Strain-induced coarsening of nanoscale precipitates in strength enhanced high Cr ferritic steels

Abstract

Abstract Strain-induced coarsening of precipitates, mainly M23C6, has been studied in several types of Gr. 122, Gr. 92 and Gr. 91 steels in a wide range of creep conditions. Strain-induced coarsening of precipitates should be separately evaluated in high stress and short-term creep region (or called “H”), where precipitates and subgrains are thermally stable, and low stress in long-term creep region (or called “L”), where thermal coarsening of precipitates and subgrains appear. Creep plastic deformation does not accelerate the coarsening of precipitates during the primary and secondary creep regions in short-term creep region “H”. However, the coarsening of M23C6 precipitates occurs during the acceleration creep region and increases with decreasing of applied stress. The onset of long-term region “L” is accompanied by the thermal coarsening of M23C6 precipitates as well as strain-induced coarsening of M23C6 precipitates during secondary and acceleration creep regions and maybe in primary creep region under very low creep stress.
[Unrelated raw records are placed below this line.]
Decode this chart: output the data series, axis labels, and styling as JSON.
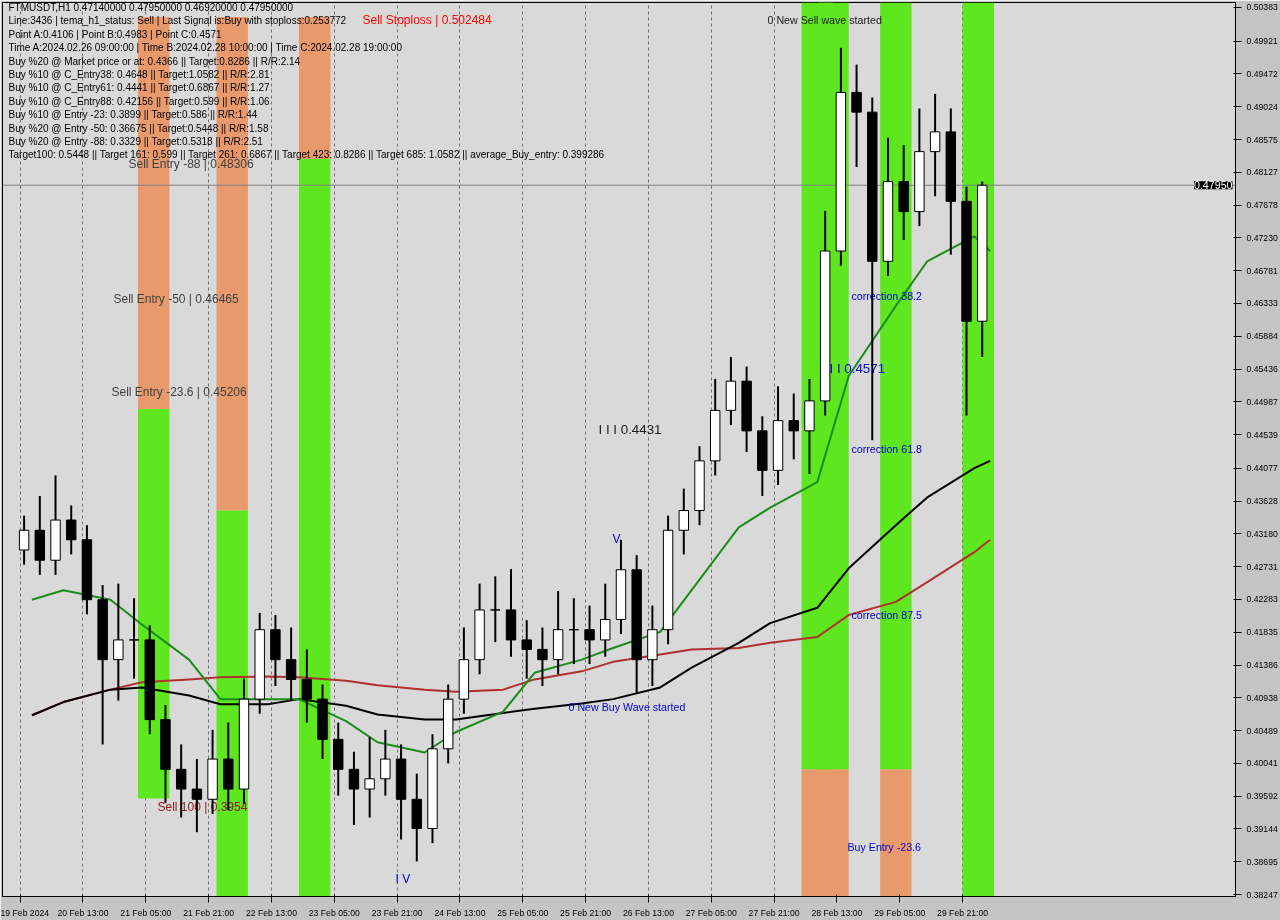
{
  "chart_data": {
    "type": "candlestick",
    "title": "FTMUSDT,H1  0.47140000 0.47950000 0.46920000 0.47950000",
    "annotations": [
      "Line:3436 | tema_h1_status: Sell | Last Signal is:Buy with stoploss:0.253772",
      "Point A:0.4106 | Point B:0.4983 | Point C:0.4571",
      "Time A:2024.02.26 09:00:00 | Time B:2024.02.28 10:00:00 | Time C:2024.02.28 19:00:00",
      "Buy %20 @ Market price or at: 0.4366 || Target:0.8286 || R/R:2.14",
      "Buy %10 @ C_Entry38: 0.4648 || Target:1.0582 || R/R:2.81",
      "Buy %10 @ C_Entry61: 0.4441 || Target:0.6867 || R/R:1.27",
      "Buy %10 @ C_Entry88: 0.42156 || Target:0.599 || R/R:1.06",
      "Buy %10 @ Entry -23: 0.3899 || Target:0.586 || R/R:1.44",
      "Buy %20 @ Entry -50: 0.36675 || Target:0.5448 || R/R:1.58",
      "Buy %20 @ Entry -88: 0.3329 || Target:0.5318 || R/R:2.51",
      "Target100: 0.5448 || Target 161: 0.599 || Target 261: 0.6867 || Target 423: 0.8286 || Target 685: 1.0582 || average_Buy_entry: 0.399286",
      "Sell Stoploss | 0.502484",
      "Sell Entry -88 | 0.48306",
      "Sell Entry -50 | 0.46465",
      "Sell Entry -23.6 | 0.45206",
      "Sell 100 | 0.3954",
      "0 New Sell wave started",
      "0 New Buy Wave started",
      "correction 38.2",
      "correction 61.8",
      "correction 87.5",
      "Buy Entry -23.6",
      "I I I 0.4431",
      "I I 0.4571",
      "I V",
      "V"
    ],
    "xlim": [
      "2024-02-19T16:30",
      "2024-03-03T18:30"
    ],
    "ylim": [
      0.3822,
      0.5045
    ],
    "xticks": [
      {
        "value": "2024-02-19T21:00",
        "label": "19 Feb 2024"
      },
      {
        "value": "2024-02-20T13:00",
        "label": "20 Feb 13:00"
      },
      {
        "value": "2024-02-21T05:00",
        "label": "21 Feb 05:00"
      },
      {
        "value": "2024-02-21T21:00",
        "label": "21 Feb 21:00"
      },
      {
        "value": "2024-02-22T13:00",
        "label": "22 Feb 13:00"
      },
      {
        "value": "2024-02-23T05:00",
        "label": "23 Feb 05:00"
      },
      {
        "value": "2024-02-23T21:00",
        "label": "23 Feb 21:00"
      },
      {
        "value": "2024-02-24T13:00",
        "label": "24 Feb 13:00"
      },
      {
        "value": "2024-02-25T05:00",
        "label": "25 Feb 05:00"
      },
      {
        "value": "2024-02-25T21:00",
        "label": "25 Feb 21:00"
      },
      {
        "value": "2024-02-26T13:00",
        "label": "26 Feb 13:00"
      },
      {
        "value": "2024-02-27T05:00",
        "label": "27 Feb 05:00"
      },
      {
        "value": "2024-02-27T21:00",
        "label": "27 Feb 21:00"
      },
      {
        "value": "2024-02-28T13:00",
        "label": "28 Feb 13:00"
      },
      {
        "value": "2024-02-29T05:00",
        "label": "29 Feb 05:00"
      },
      {
        "value": "2024-02-29T21:00",
        "label": "29 Feb 21:00"
      }
    ],
    "yticks": [
      0.50383,
      0.49921,
      0.49472,
      0.49024,
      0.48575,
      0.48127,
      0.47678,
      {
        "value": 0.4723,
        "label": "0.47230"
      },
      0.46781,
      0.46333,
      0.45884,
      0.45436,
      0.44987,
      0.44539,
      0.44077,
      0.43628,
      {
        "value": 0.4318,
        "label": "0.43180"
      },
      0.42731,
      0.42283,
      0.41835,
      0.41386,
      0.40938,
      0.40489,
      0.40041,
      0.39592,
      0.39144,
      0.38695,
      0.38247
    ],
    "grid": "x",
    "ref_lines": [
      {
        "axis": "y",
        "value": 0.4795,
        "label": "0.47950",
        "color": "#808080"
      }
    ],
    "x": [
      "2024-02-19T22:00",
      "2024-02-20T02:00",
      "2024-02-20T06:00",
      "2024-02-20T10:00",
      "2024-02-20T14:00",
      "2024-02-20T18:00",
      "2024-02-20T22:00",
      "2024-02-21T02:00",
      "2024-02-21T06:00",
      "2024-02-21T10:00",
      "2024-02-21T14:00",
      "2024-02-21T18:00",
      "2024-02-21T22:00",
      "2024-02-22T02:00",
      "2024-02-22T06:00",
      "2024-02-22T10:00",
      "2024-02-22T14:00",
      "2024-02-22T18:00",
      "2024-02-22T22:00",
      "2024-02-23T02:00",
      "2024-02-23T06:00",
      "2024-02-23T10:00",
      "2024-02-23T14:00",
      "2024-02-23T18:00",
      "2024-02-23T22:00",
      "2024-02-24T02:00",
      "2024-02-24T06:00",
      "2024-02-24T10:00",
      "2024-02-24T14:00",
      "2024-02-24T18:00",
      "2024-02-24T22:00",
      "2024-02-25T02:00",
      "2024-02-25T06:00",
      "2024-02-25T10:00",
      "2024-02-25T14:00",
      "2024-02-25T18:00",
      "2024-02-25T22:00",
      "2024-02-26T02:00",
      "2024-02-26T06:00",
      "2024-02-26T10:00",
      "2024-02-26T14:00",
      "2024-02-26T18:00",
      "2024-02-26T22:00",
      "2024-02-27T02:00",
      "2024-02-27T06:00",
      "2024-02-27T10:00",
      "2024-02-27T14:00",
      "2024-02-27T18:00",
      "2024-02-27T22:00",
      "2024-02-28T02:00",
      "2024-02-28T06:00",
      "2024-02-28T10:00",
      "2024-02-28T14:00",
      "2024-02-28T18:00",
      "2024-02-28T22:00",
      "2024-02-29T02:00",
      "2024-02-29T06:00",
      "2024-02-29T10:00",
      "2024-02-29T14:00",
      "2024-02-29T18:00",
      "2024-02-29T22:00",
      "2024-03-01T02:00"
    ],
    "ohlc": [
      [
        0.4296,
        0.4343,
        0.4276,
        0.4323
      ],
      [
        0.4323,
        0.437,
        0.4262,
        0.4282
      ],
      [
        0.4282,
        0.4398,
        0.4262,
        0.4337
      ],
      [
        0.4337,
        0.4357,
        0.429,
        0.431
      ],
      [
        0.431,
        0.433,
        0.4208,
        0.4228
      ],
      [
        0.4228,
        0.4248,
        0.403,
        0.4146
      ],
      [
        0.4146,
        0.425,
        0.409,
        0.4173
      ],
      [
        0.4173,
        0.423,
        0.412,
        0.4173
      ],
      [
        0.4173,
        0.4193,
        0.4044,
        0.4064
      ],
      [
        0.4064,
        0.4084,
        0.395,
        0.3996
      ],
      [
        0.3996,
        0.403,
        0.393,
        0.3969
      ],
      [
        0.3969,
        0.401,
        0.391,
        0.3955
      ],
      [
        0.3955,
        0.405,
        0.3935,
        0.401
      ],
      [
        0.401,
        0.406,
        0.394,
        0.3969
      ],
      [
        0.3969,
        0.412,
        0.3949,
        0.4092
      ],
      [
        0.4092,
        0.421,
        0.4072,
        0.4187
      ],
      [
        0.4187,
        0.4207,
        0.411,
        0.4146
      ],
      [
        0.4146,
        0.419,
        0.409,
        0.4119
      ],
      [
        0.4119,
        0.416,
        0.406,
        0.4092
      ],
      [
        0.4092,
        0.4112,
        0.401,
        0.4037
      ],
      [
        0.4037,
        0.406,
        0.396,
        0.3996
      ],
      [
        0.3996,
        0.402,
        0.392,
        0.3969
      ],
      [
        0.3969,
        0.404,
        0.393,
        0.3983
      ],
      [
        0.3983,
        0.405,
        0.396,
        0.401
      ],
      [
        0.401,
        0.403,
        0.39,
        0.3955
      ],
      [
        0.3955,
        0.399,
        0.387,
        0.3915
      ],
      [
        0.3915,
        0.4044,
        0.3895,
        0.4024
      ],
      [
        0.4024,
        0.4112,
        0.4004,
        0.4092
      ],
      [
        0.4092,
        0.419,
        0.4072,
        0.4146
      ],
      [
        0.4146,
        0.425,
        0.4126,
        0.4214
      ],
      [
        0.4214,
        0.426,
        0.417,
        0.4214
      ],
      [
        0.4214,
        0.427,
        0.415,
        0.4173
      ],
      [
        0.4173,
        0.42,
        0.412,
        0.416
      ],
      [
        0.416,
        0.419,
        0.411,
        0.4146
      ],
      [
        0.4146,
        0.424,
        0.4126,
        0.4187
      ],
      [
        0.4187,
        0.423,
        0.414,
        0.4187
      ],
      [
        0.4187,
        0.422,
        0.414,
        0.4173
      ],
      [
        0.4173,
        0.425,
        0.415,
        0.4201
      ],
      [
        0.4201,
        0.431,
        0.4181,
        0.4269
      ],
      [
        0.4269,
        0.4289,
        0.41,
        0.4146
      ],
      [
        0.4146,
        0.422,
        0.411,
        0.4187
      ],
      [
        0.4187,
        0.4343,
        0.4167,
        0.4323
      ],
      [
        0.4323,
        0.438,
        0.429,
        0.435
      ],
      [
        0.435,
        0.4438,
        0.433,
        0.4418
      ],
      [
        0.4418,
        0.453,
        0.4398,
        0.4487
      ],
      [
        0.4487,
        0.456,
        0.4467,
        0.4527
      ],
      [
        0.4527,
        0.4547,
        0.443,
        0.4459
      ],
      [
        0.4459,
        0.4479,
        0.437,
        0.4405
      ],
      [
        0.4405,
        0.452,
        0.4385,
        0.4473
      ],
      [
        0.4473,
        0.451,
        0.442,
        0.4459
      ],
      [
        0.4459,
        0.453,
        0.44,
        0.45
      ],
      [
        0.45,
        0.476,
        0.448,
        0.4705
      ],
      [
        0.4705,
        0.4983,
        0.4685,
        0.4922
      ],
      [
        0.4922,
        0.496,
        0.482,
        0.4895
      ],
      [
        0.4895,
        0.4915,
        0.4446,
        0.4691
      ],
      [
        0.4691,
        0.486,
        0.4671,
        0.48
      ],
      [
        0.48,
        0.485,
        0.472,
        0.4759
      ],
      [
        0.4759,
        0.49,
        0.4739,
        0.4841
      ],
      [
        0.4841,
        0.492,
        0.478,
        0.4868
      ],
      [
        0.4868,
        0.49,
        0.47,
        0.4773
      ],
      [
        0.4773,
        0.4793,
        0.448,
        0.4609
      ],
      [
        0.4609,
        0.48,
        0.456,
        0.4795
      ]
    ],
    "series": [
      {
        "type": "bar",
        "color": "#e99a6c",
        "x": [
          "2024-02-21T07:00",
          "2024-02-22T03:00",
          "2024-02-23T00:00",
          "2024-02-28T08:00",
          "2024-02-28T12:00",
          "2024-02-29T04:00"
        ],
        "base": [
          0.4489,
          0.435,
          0.4831,
          0.3822,
          0.3822,
          0.3822
        ],
        "values": [
          0.0536,
          0.0675,
          0.0194,
          0.0174,
          0.0174,
          0.0174
        ]
      },
      {
        "type": "bar",
        "color": "#5ee61e",
        "x": [
          "2024-02-21T07:00",
          "2024-02-22T03:00",
          "2024-02-23T00:00",
          "2024-02-28T08:00",
          "2024-02-28T12:00",
          "2024-02-29T04:00",
          "2024-03-01T01:00"
        ],
        "base": [
          0.3956,
          0.3822,
          0.3822,
          0.3996,
          0.3996,
          0.3996,
          0.3822
        ],
        "values": [
          0.0533,
          0.0528,
          0.1009,
          0.1049,
          0.1049,
          0.1049,
          0.1223
        ]
      },
      {
        "type": "line",
        "color": "#b03030",
        "x": [
          "2024-02-20T00:00",
          "2024-02-20T08:00",
          "2024-02-20T20:00",
          "2024-02-21T04:00",
          "2024-02-21T16:00",
          "2024-02-22T00:00",
          "2024-02-22T12:00",
          "2024-02-22T20:00",
          "2024-02-23T08:00",
          "2024-02-23T16:00",
          "2024-02-24T04:00",
          "2024-02-24T12:00",
          "2024-02-25T00:00",
          "2024-02-25T08:00",
          "2024-02-25T20:00",
          "2024-02-26T04:00",
          "2024-02-26T16:00",
          "2024-02-27T00:00",
          "2024-02-27T12:00",
          "2024-02-27T20:00",
          "2024-02-28T08:00",
          "2024-02-28T16:00",
          "2024-02-29T04:00",
          "2024-02-29T12:00",
          "2024-03-01T00:00",
          "2024-03-01T04:00"
        ],
        "values": [
          0.407,
          0.4088,
          0.4105,
          0.4115,
          0.4119,
          0.4122,
          0.4123,
          0.4122,
          0.4117,
          0.4111,
          0.4105,
          0.4102,
          0.4105,
          0.4119,
          0.413,
          0.4143,
          0.4153,
          0.416,
          0.4162,
          0.4169,
          0.4177,
          0.4207,
          0.4225,
          0.4252,
          0.4293,
          0.431
        ]
      },
      {
        "type": "line",
        "color": "#000000",
        "x": [
          "2024-02-20T00:00",
          "2024-02-20T08:00",
          "2024-02-20T20:00",
          "2024-02-21T04:00",
          "2024-02-21T16:00",
          "2024-02-22T00:00",
          "2024-02-22T12:00",
          "2024-02-22T20:00",
          "2024-02-23T08:00",
          "2024-02-23T16:00",
          "2024-02-24T04:00",
          "2024-02-24T12:00",
          "2024-02-25T00:00",
          "2024-02-25T08:00",
          "2024-02-25T20:00",
          "2024-02-26T04:00",
          "2024-02-26T16:00",
          "2024-02-27T00:00",
          "2024-02-27T12:00",
          "2024-02-27T20:00",
          "2024-02-28T08:00",
          "2024-02-28T16:00",
          "2024-02-29T04:00",
          "2024-02-29T12:00",
          "2024-03-01T00:00",
          "2024-03-01T04:00"
        ],
        "values": [
          0.407,
          0.4088,
          0.4105,
          0.4108,
          0.4097,
          0.4085,
          0.4085,
          0.4092,
          0.4083,
          0.4071,
          0.4064,
          0.4064,
          0.4073,
          0.4079,
          0.4086,
          0.4092,
          0.4108,
          0.4135,
          0.4169,
          0.4196,
          0.4217,
          0.4271,
          0.433,
          0.4368,
          0.4408,
          0.4418
        ]
      },
      {
        "type": "line",
        "color": "#1a8c1a",
        "x": [
          "2024-02-20T00:00",
          "2024-02-20T08:00",
          "2024-02-20T20:00",
          "2024-02-21T04:00",
          "2024-02-21T16:00",
          "2024-02-22T00:00",
          "2024-02-22T12:00",
          "2024-02-22T20:00",
          "2024-02-23T08:00",
          "2024-02-23T16:00",
          "2024-02-24T04:00",
          "2024-02-24T12:00",
          "2024-02-25T00:00",
          "2024-02-25T08:00",
          "2024-02-25T20:00",
          "2024-02-26T04:00",
          "2024-02-26T16:00",
          "2024-02-27T00:00",
          "2024-02-27T12:00",
          "2024-02-27T20:00",
          "2024-02-28T08:00",
          "2024-02-28T16:00",
          "2024-02-29T04:00",
          "2024-02-29T12:00",
          "2024-03-01T00:00",
          "2024-03-01T04:00"
        ],
        "values": [
          0.4228,
          0.4241,
          0.4228,
          0.4194,
          0.4146,
          0.4092,
          0.4092,
          0.4092,
          0.4062,
          0.4033,
          0.4019,
          0.4047,
          0.4075,
          0.4128,
          0.4146,
          0.4162,
          0.4184,
          0.4241,
          0.4327,
          0.4354,
          0.4389,
          0.4534,
          0.463,
          0.4691,
          0.4725,
          0.4705
        ]
      }
    ]
  }
}
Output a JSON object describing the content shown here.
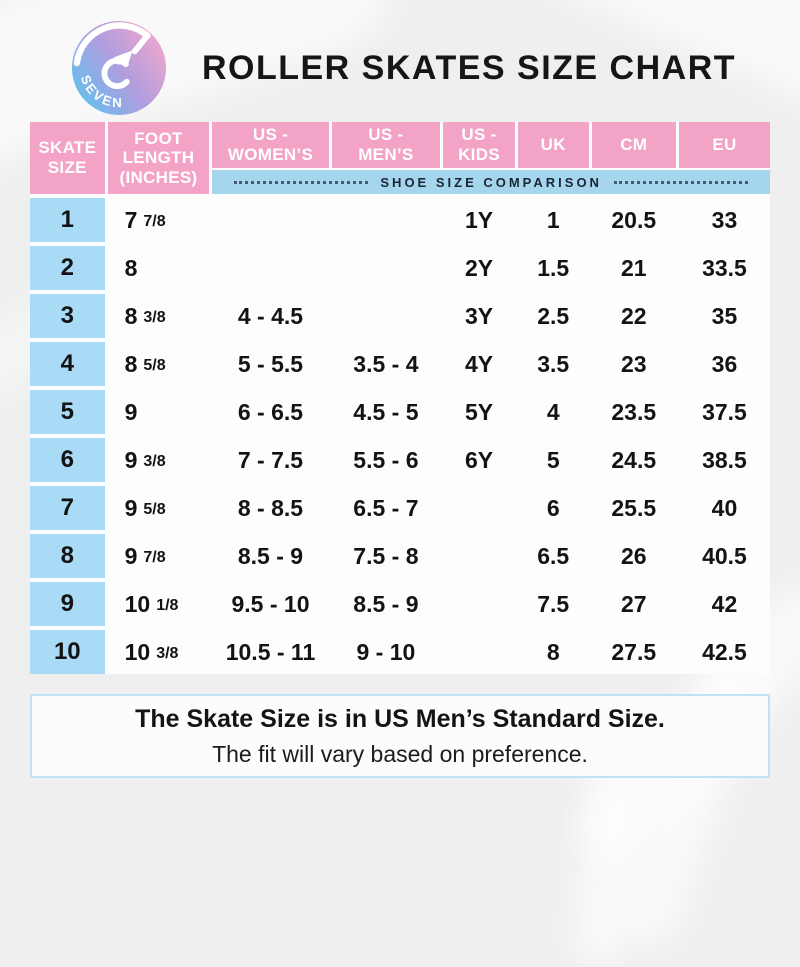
{
  "brand": {
    "name": "SEVEN"
  },
  "title": "ROLLER SKATES SIZE CHART",
  "table": {
    "columns": [
      {
        "label": "SKATE\nSIZE"
      },
      {
        "label": "FOOT\nLENGTH\n(INCHES)"
      },
      {
        "label": "US -\nWOMEN’S"
      },
      {
        "label": "US -\nMEN’S"
      },
      {
        "label": "US -\nKIDS"
      },
      {
        "label": "UK"
      },
      {
        "label": "CM"
      },
      {
        "label": "EU"
      }
    ],
    "band_label": "SHOE SIZE COMPARISON",
    "rows": [
      {
        "skate": "1",
        "foot_whole": "7",
        "foot_frac": "7/8",
        "womens": "",
        "mens": "",
        "kids": "1Y",
        "uk": "1",
        "cm": "20.5",
        "eu": "33"
      },
      {
        "skate": "2",
        "foot_whole": "8",
        "foot_frac": "",
        "womens": "",
        "mens": "",
        "kids": "2Y",
        "uk": "1.5",
        "cm": "21",
        "eu": "33.5"
      },
      {
        "skate": "3",
        "foot_whole": "8",
        "foot_frac": "3/8",
        "womens": "4 - 4.5",
        "mens": "",
        "kids": "3Y",
        "uk": "2.5",
        "cm": "22",
        "eu": "35"
      },
      {
        "skate": "4",
        "foot_whole": "8",
        "foot_frac": "5/8",
        "womens": "5 - 5.5",
        "mens": "3.5 - 4",
        "kids": "4Y",
        "uk": "3.5",
        "cm": "23",
        "eu": "36"
      },
      {
        "skate": "5",
        "foot_whole": "9",
        "foot_frac": "",
        "womens": "6 - 6.5",
        "mens": "4.5 - 5",
        "kids": "5Y",
        "uk": "4",
        "cm": "23.5",
        "eu": "37.5"
      },
      {
        "skate": "6",
        "foot_whole": "9",
        "foot_frac": "3/8",
        "womens": "7 - 7.5",
        "mens": "5.5 - 6",
        "kids": "6Y",
        "uk": "5",
        "cm": "24.5",
        "eu": "38.5"
      },
      {
        "skate": "7",
        "foot_whole": "9",
        "foot_frac": "5/8",
        "womens": "8 - 8.5",
        "mens": "6.5 - 7",
        "kids": "",
        "uk": "6",
        "cm": "25.5",
        "eu": "40"
      },
      {
        "skate": "8",
        "foot_whole": "9",
        "foot_frac": "7/8",
        "womens": "8.5 - 9",
        "mens": "7.5 - 8",
        "kids": "",
        "uk": "6.5",
        "cm": "26",
        "eu": "40.5"
      },
      {
        "skate": "9",
        "foot_whole": "10",
        "foot_frac": "1/8",
        "womens": "9.5 - 10",
        "mens": "8.5 - 9",
        "kids": "",
        "uk": "7.5",
        "cm": "27",
        "eu": "42"
      },
      {
        "skate": "10",
        "foot_whole": "10",
        "foot_frac": "3/8",
        "womens": "10.5 - 11",
        "mens": "9 - 10",
        "kids": "",
        "uk": "8",
        "cm": "27.5",
        "eu": "42.5"
      }
    ]
  },
  "footer": {
    "line1": "The Skate Size is in US Men’s Standard Size.",
    "line2": "The fit will vary based on preference."
  },
  "colors": {
    "header_pink": "#f3a3c5",
    "band_blue": "#a6d5ee",
    "skate_column_blue": "#a9dbf6",
    "row_light_blue": "#e3f1fb",
    "row_light_pink": "#fbdcea",
    "logo_blue": "#5ec3ee",
    "logo_pink": "#f5a8ca"
  }
}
In long-term region “L”, recovery of the dislocation substructure is controlled simultaneously by creep plastic deformation and pinning force from precipitates. On the other hand, the coarsening of precipitates is due to both thermal coarsening and strain-induced coarsening of precipitates. In fact, the stability of precipitates is the most important factor for the suppression of subgrain recovery in long-term region “L” rather than short-term creep region “H”. In long-term region “L”, greater thermal recovery of subgrains and M23C6 precipitates due to higher creep temperature or/and longer creep rupture life results in greater strain-induced coarsening of M23C6 precipitates.